掲載日 : [2006-02-01] 照会数 : 11962
<民論団論>歴史認識の違いを超えて
民団鳥取県本部団長・薛幸夫
「竹島の日」条例 制定1年を前に
島根県が「竹島の日」条例を制定してから22日でちょうど1周年。今年も独島の領有権をめぐって韓日間で不毛な論争が繰り返されることが心配されている。こうしたなか、薜幸夫民団鳥取県本部団長は、国家の枠組みを超えた地方からの心の交流こそいま求められていると呼びかけ、それこそが在日の責務と説く。薜団長は昨年、鳥取県・市と姉妹関係にある韓国の自治体を訪問し、ギクシャクした関係の修復に努めた。

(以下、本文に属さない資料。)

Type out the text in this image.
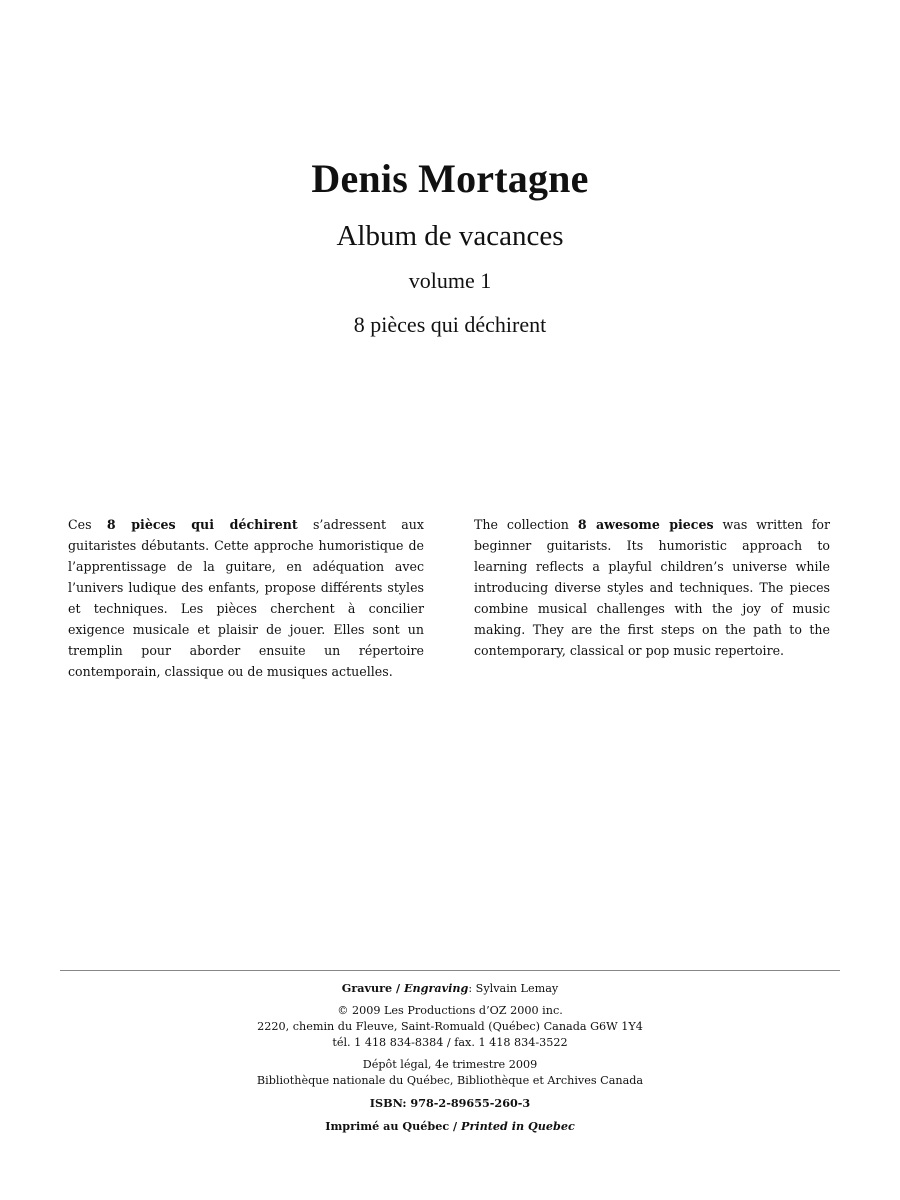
Denis Mortagne
Album de vacances
volume 1
8 pièces qui déchirent
Ces 8 pièces qui déchirent s’adressent aux guitaristes débutants. Cette approche humoristique de l’apprentissage de la guitare, en adéquation avec l’univers ludique des enfants, propose différents styles et techniques. Les pièces cherchent à concilier exigence musicale et plaisir de jouer. Elles sont un tremplin pour aborder ensuite un répertoire contemporain, classique ou de musiques actuelles.
The collection 8 awesome pieces was written for beginner guitarists. Its humoristic approach to learning reflects a playful children’s universe while introducing diverse styles and techniques. The pieces combine musical challenges with the joy of music making. They are the first steps on the path to the contemporary, classical or pop music repertoire.

Gravure / Engraving: Sylvain Lemay

© 2009 Les Productions d’OZ 2000 inc.

2220, chemin du Fleuve, Saint-Romuald (Québec) Canada G6W 1Y4

tél. 1 418 834-8384 / fax. 1 418 834-3522

Dépôt légal, 4e trimestre 2009

Bibliothèque nationale du Québec, Bibliothèque et Archives Canada

ISBN: 978-2-89655-260-3

Imprimé au Québec / Printed in Quebec
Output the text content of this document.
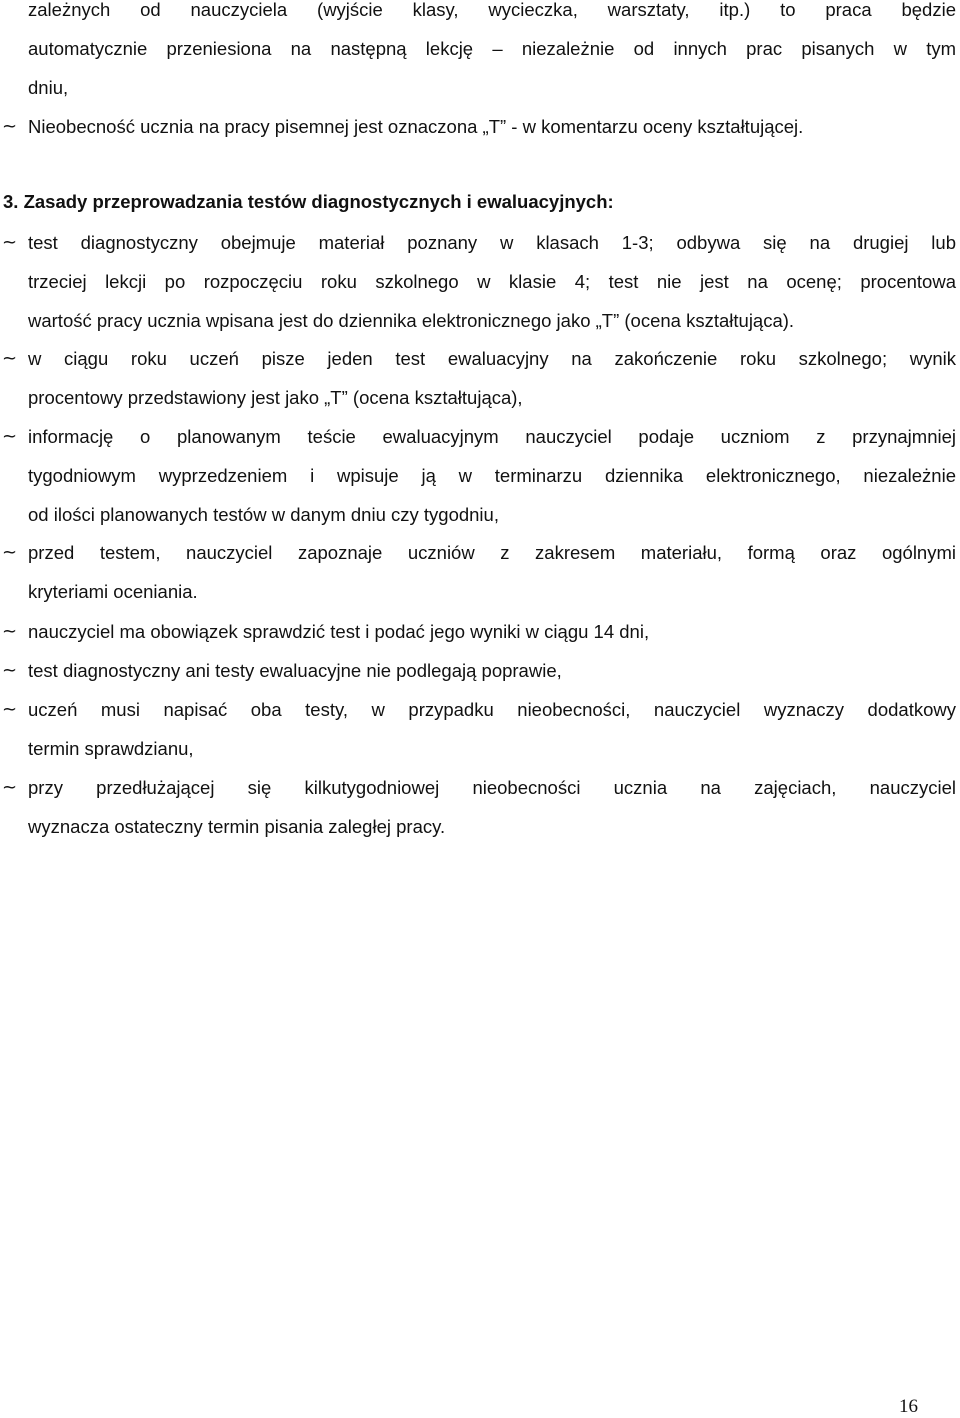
zależnych od nauczyciela (wyjście klasy, wycieczka, warsztaty, itp.) to praca będzie
automatycznie przeniesiona na następną lekcję – niezależnie od innych prac pisanych w tym
dniu,
~ Nieobecność ucznia na pracy pisemnej jest oznaczona „T” - w komentarzu oceny kształtującej.
3. Zasady przeprowadzania testów diagnostycznych i ewaluacyjnych:
~ test diagnostyczny obejmuje materiał poznany w klasach 1-3; odbywa się na drugiej lub
trzeciej lekcji po rozpoczęciu roku szkolnego w klasie 4; test nie jest na ocenę; procentowa
wartość pracy ucznia wpisana jest do dziennika elektronicznego jako „T” (ocena kształtująca).
~ w ciągu roku uczeń pisze jeden test ewaluacyjny na zakończenie roku szkolnego; wynik
procentowy przedstawiony jest jako „T” (ocena kształtująca),
~ informację o planowanym teście ewaluacyjnym nauczyciel podaje uczniom z przynajmniej
tygodniowym wyprzedzeniem i wpisuje ją w terminarzu dziennika elektronicznego, niezależnie
od ilości planowanych testów w danym dniu czy tygodniu,
~ przed testem, nauczyciel zapoznaje uczniów z zakresem materiału, formą oraz ogólnymi
kryteriami oceniania.
~ nauczyciel ma obowiązek sprawdzić test i podać jego wyniki w ciągu 14 dni,
~ test diagnostyczny ani testy ewaluacyjne nie podlegają poprawie,
~ uczeń musi napisać oba testy, w przypadku nieobecności, nauczyciel wyznaczy dodatkowy
termin sprawdzianu,
~ przy przedłużającej się kilkutygodniowej nieobecności ucznia na zajęciach, nauczyciel
wyznacza ostateczny termin pisania zaległej pracy.
16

昨年は韓日友情年ということで、官民あげての交流行事が目白押しでした。私たち民団としても晴れの喜ばしき日々への協力を心に銘じておりました。
ところが、年初から島根県議会が「竹島の日条例」を制定するに至って雲行きがおかしくなり、その後も、中学校歴史教科書の採択問題、小泉首相による靖国参拝など、結果的には民団として予想に反した対応を迫られました。それは、民団、なかんずく在日の立つ位置、スタンスについて今一度考えさせられる契機ともなりました。
韓日関係は在日と直結
民団とは、当然のことながら、在日同胞が幸せで、文化的な生活を送るためにお互いに助け合う組織ではあります。もう一つ、韓日の間にあって両国のより良き理解のための介添え役という役割を持っております。

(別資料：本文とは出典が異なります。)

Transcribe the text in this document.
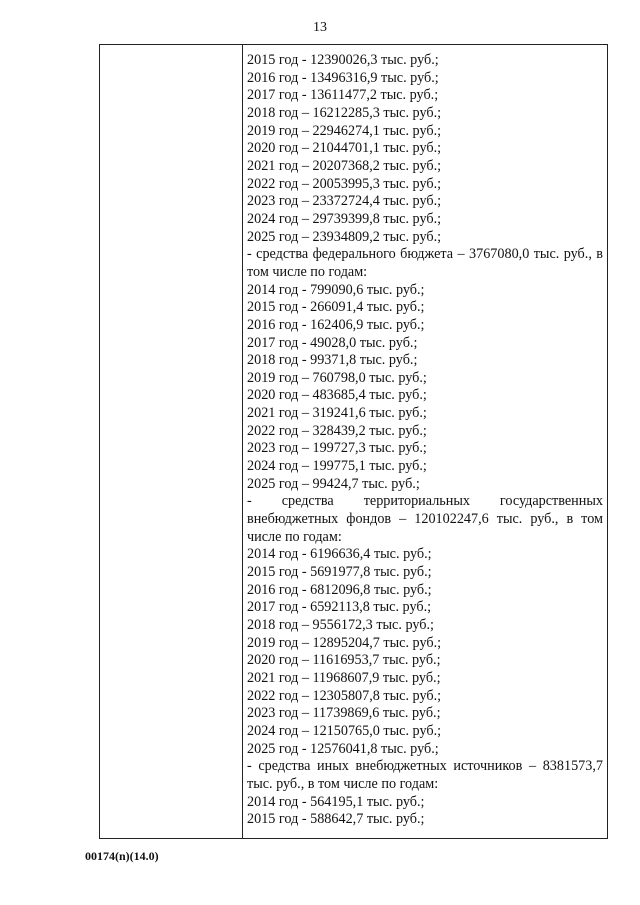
13
2015 год - 12390026,3 тыс. руб.;
2016 год - 13496316,9 тыс. руб.;
2017 год - 13611477,2 тыс. руб.;
2018 год – 16212285,3 тыс. руб.;
2019 год – 22946274,1 тыс. руб.;
2020 год – 21044701,1 тыс. руб.;
2021 год – 20207368,2 тыс. руб.;
2022 год – 20053995,3 тыс. руб.;
2023 год – 23372724,4 тыс. руб.;
2024 год – 29739399,8 тыс. руб.;
2025 год – 23934809,2 тыс. руб.;
- средства федерального бюджета – 3767080,0 тыс. руб., в том числе по годам:
2014 год - 799090,6 тыс. руб.;
2015 год - 266091,4 тыс. руб.;
2016 год - 162406,9 тыс. руб.;
2017 год - 49028,0 тыс. руб.;
2018 год - 99371,8 тыс. руб.;
2019 год – 760798,0 тыс. руб.;
2020 год – 483685,4 тыс. руб.;
2021 год – 319241,6 тыс. руб.;
2022 год – 328439,2 тыс. руб.;
2023 год – 199727,3 тыс. руб.;
2024 год – 199775,1 тыс. руб.;
2025 год – 99424,7 тыс. руб.;
- средства территориальных государственных внебюджетных фондов – 120102247,6 тыс. руб., в том числе по годам:
2014 год - 6196636,4 тыс. руб.;
2015 год - 5691977,8 тыс. руб.;
2016 год - 6812096,8 тыс. руб.;
2017 год - 6592113,8 тыс. руб.;
2018 год – 9556172,3 тыс. руб.;
2019 год – 12895204,7 тыс. руб.;
2020 год – 11616953,7 тыс. руб.;
2021 год – 11968607,9 тыс. руб.;
2022 год – 12305807,8 тыс. руб.;
2023 год – 11739869,6 тыс. руб.;
2024 год – 12150765,0 тыс. руб.;
2025 год - 12576041,8 тыс. руб.;
- средства иных внебюджетных источников – 8381573,7 тыс. руб., в том числе по годам:
2014 год - 564195,1 тыс. руб.;
2015 год - 588642,7 тыс. руб.;
00174(n)(14.0)
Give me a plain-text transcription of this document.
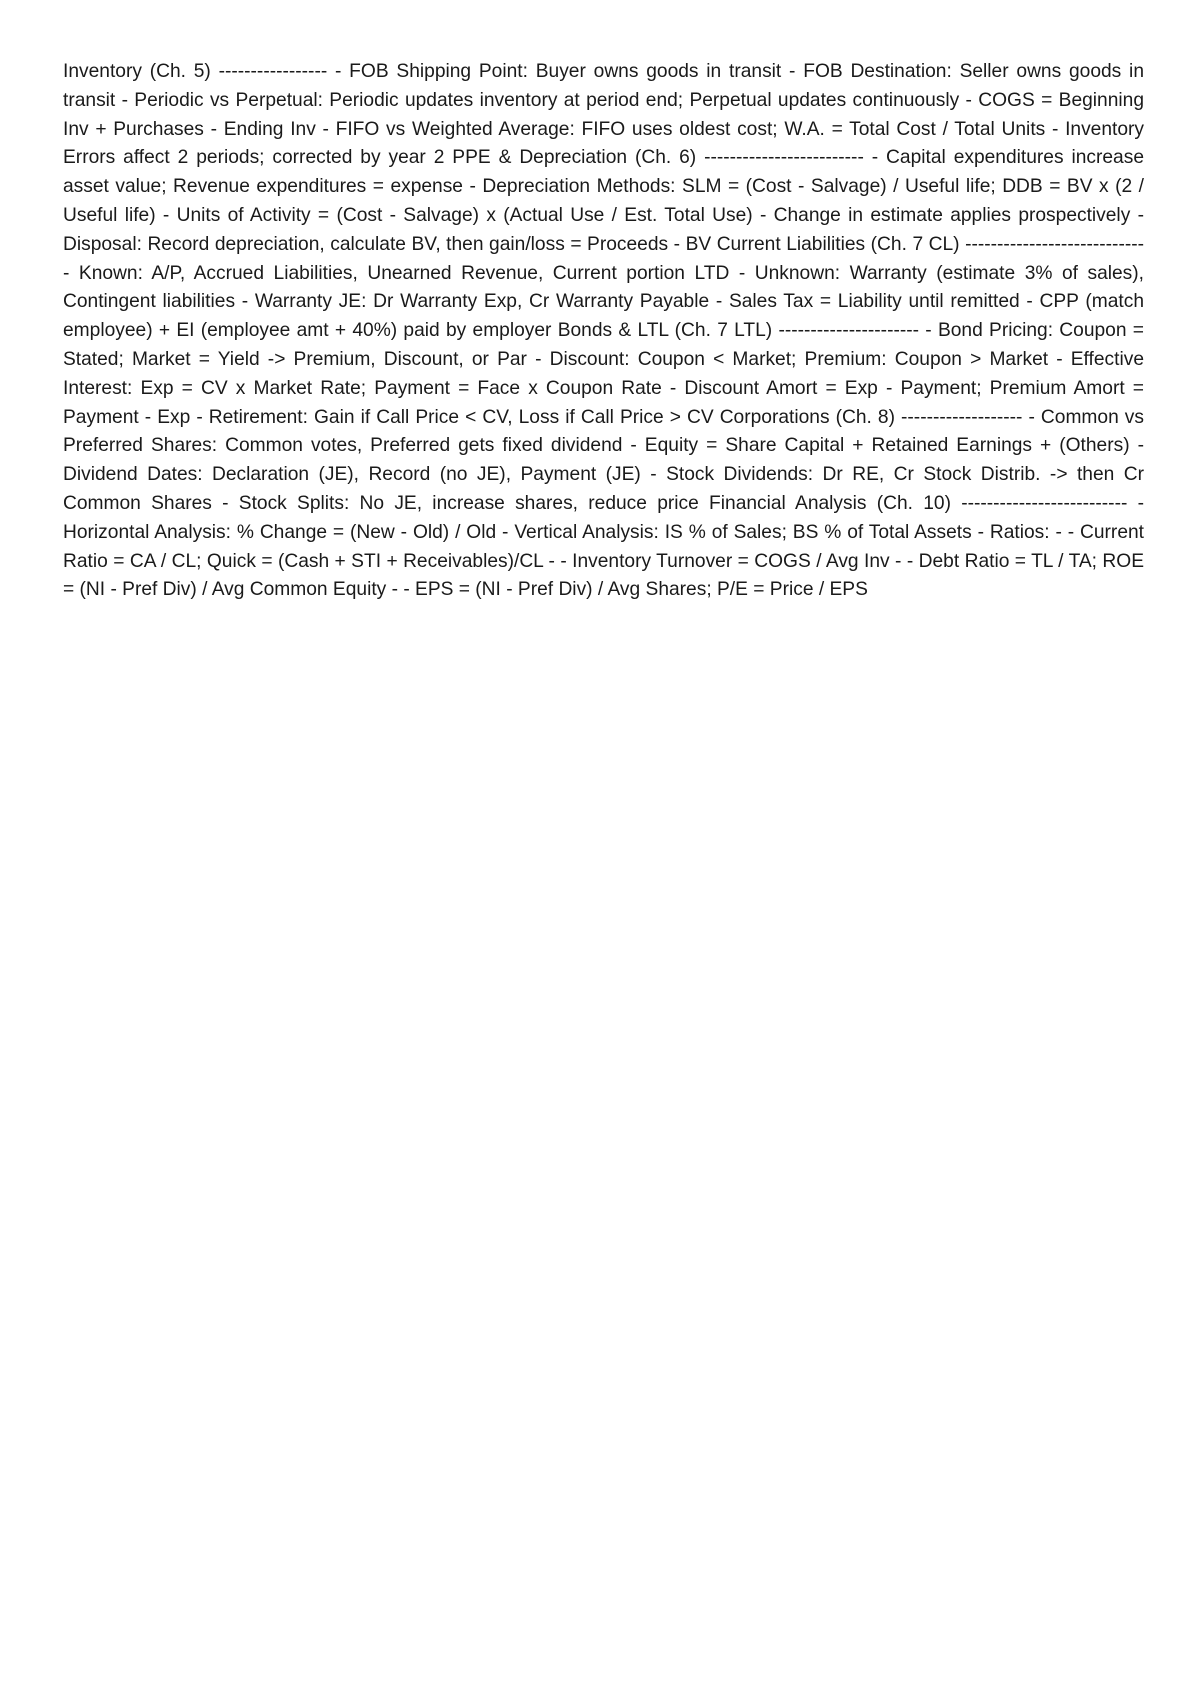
Inventory (Ch. 5) ----------------- - FOB Shipping Point: Buyer owns goods in transit - FOB Destination: Seller owns goods in transit - Periodic vs Perpetual: Periodic updates inventory at period end; Perpetual updates continuously - COGS = Beginning Inv + Purchases - Ending Inv - FIFO vs Weighted Average: FIFO uses oldest cost; W.A. = Total Cost / Total Units - Inventory Errors affect 2 periods; corrected by year 2 PPE & Depreciation (Ch. 6) ------------------------- - Capital expenditures increase asset value; Revenue expenditures = expense - Depreciation Methods: SLM = (Cost - Salvage) / Useful life; DDB = BV x (2 / Useful life) - Units of Activity = (Cost - Salvage) x (Actual Use / Est. Total Use) - Change in estimate applies prospectively - Disposal: Record depreciation, calculate BV, then gain/loss = Proceeds - BV Current Liabilities (Ch. 7 CL) ---------------------------- - Known: A/P, Accrued Liabilities, Unearned Revenue, Current portion LTD - Unknown: Warranty (estimate 3% of sales), Contingent liabilities - Warranty JE: Dr Warranty Exp, Cr Warranty Payable - Sales Tax = Liability until remitted - CPP (match employee) + EI (employee amt + 40%) paid by employer Bonds & LTL (Ch. 7 LTL) ---------------------- - Bond Pricing: Coupon = Stated; Market = Yield -> Premium, Discount, or Par - Discount: Coupon < Market; Premium: Coupon > Market - Effective Interest: Exp = CV x Market Rate; Payment = Face x Coupon Rate - Discount Amort = Exp - Payment; Premium Amort = Payment - Exp - Retirement: Gain if Call Price < CV, Loss if Call Price > CV Corporations (Ch. 8) ------------------- - Common vs Preferred Shares: Common votes, Preferred gets fixed dividend - Equity = Share Capital + Retained Earnings + (Others) - Dividend Dates: Declaration (JE), Record (no JE), Payment (JE) - Stock Dividends: Dr RE, Cr Stock Distrib. -> then Cr Common Shares - Stock Splits: No JE, increase shares, reduce price Financial Analysis (Ch. 10) -------------------------- - Horizontal Analysis: % Change = (New - Old) / Old - Vertical Analysis: IS % of Sales; BS % of Total Assets - Ratios: - - Current Ratio = CA / CL; Quick = (Cash + STI + Receivables)/CL - - Inventory Turnover = COGS / Avg Inv - - Debt Ratio = TL / TA; ROE = (NI - Pref Div) / Avg Common Equity - - EPS = (NI - Pref Div) / Avg Shares; P/E = Price / EPS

なぜかと申しますと、韓日関係が悪化することは、われわれ在日の存在自体に幸せをもたらさないからです。韓日が仲良くしてはじめてわれわれも幸せになります。
そういう意味で、私自身、昨年は忙殺されました。つまり、韓日交流、国際交流ということですが、その忙中に感じましたのは異文化理解、多文化理解は難しいなということです。あたりまえのことですが、お互い違った国同士であり、文化は異なっています。同質ではありません。前提として、基本的に分かっていないというリスクを負っております。
韓国では新年のあいさつが、「セヘポンマニパドゥセヨ」です。逐語訳をしますと、「新しい年の福を、幸福をたくさんもらいましょう」となります。いかにも韓国らしい直接的で具体的な表現です。これに対して、日本では「新年明けましておめでとう」と言います。「まずは新年を皆で慶びましょう」という抽象的な言い回しは、韓国とは大違いです。
言葉の背景と文化が違えば、交流にあたって大変なリスクをが伴うことを、われわれは肝に銘じなければなりません。例えばの話が、外国の見知らぬ土地へ行って日本語で「こんにちは」と呼びかけたために突然、頭を叩かれることもありうるのです。
異質前提に国際交流を
オーストラリアを訪ねた日本人が、現地の人に「これなあに」と聞きました。このとき、現地の人々から返ってきた答えは、「カンガルー」だったそうです。こう答えたのは、おそらくアボリジニーの人々だったとみられます。じつはこの「カンガルー」には、「わかんねえ」の意味が込められていたのです。では、韓国人に日本語で「これなあに」と聞いたとします。おそらく、「鯨が空を飛ぶか」と言うはずです。
これらの話は冗談ではありません。後で留学生諸君に聞いてみてください。まず、国際交流にあたっては、異質であるから分からないという前提に立たなければならないということを申し上げたいのです。
地方から心の交流を
韓日の間には伝統的に言葉や文化、そして、ものの考え方が違うということのうえに近代150年ほどの不幸な歴史があり、その歴史事実に対しても認識の違いが絡んできます。
私は、異なった認識を前提として、平行線のままではない、多様な回路やチャンネルの「場」を提供することが在日の立つ位置であり、近代になって国家が引いた国境という固いバリヤーや殻を浸透圧の高い融適無碍な、地域の人々がもっと楽に交流できる柔らかい皮膜に換えてゆくことが、その在日という特異な存在に課せられた使命だと思います。
たとえば、キムチ一つを例にとってみても、コロンブスが大航海を経てあの唐辛子を米大陸から持ってこなければ、あの味は出てきません。モノがそうでありますように人々も何千年、何万年にわたって混ざって交流しております。
韓・中・日 同じアジア
モノも人もチャンポンです。ましてや東アジア交流は、地球の裏側に回るような大航海は必要ありません。この韓・中・日のつながりに表層の言葉や文化を超えたもっと深い部分でのアジアの共通の心情、心を感じるのは、鳥取において20年近い交流に携わってきたわれわれにはわかります。
さればこそ、地方からの国家を超えた心の交流を発信し続けることこそひいては、世界の平和に至る在日の責務ではないかと愚考しております。口はばったいことを申しましたが、「竹島の日」は今年、またやってきます。ひるまずに、皆さんと共に交流の場を維持してゆきたいと思います。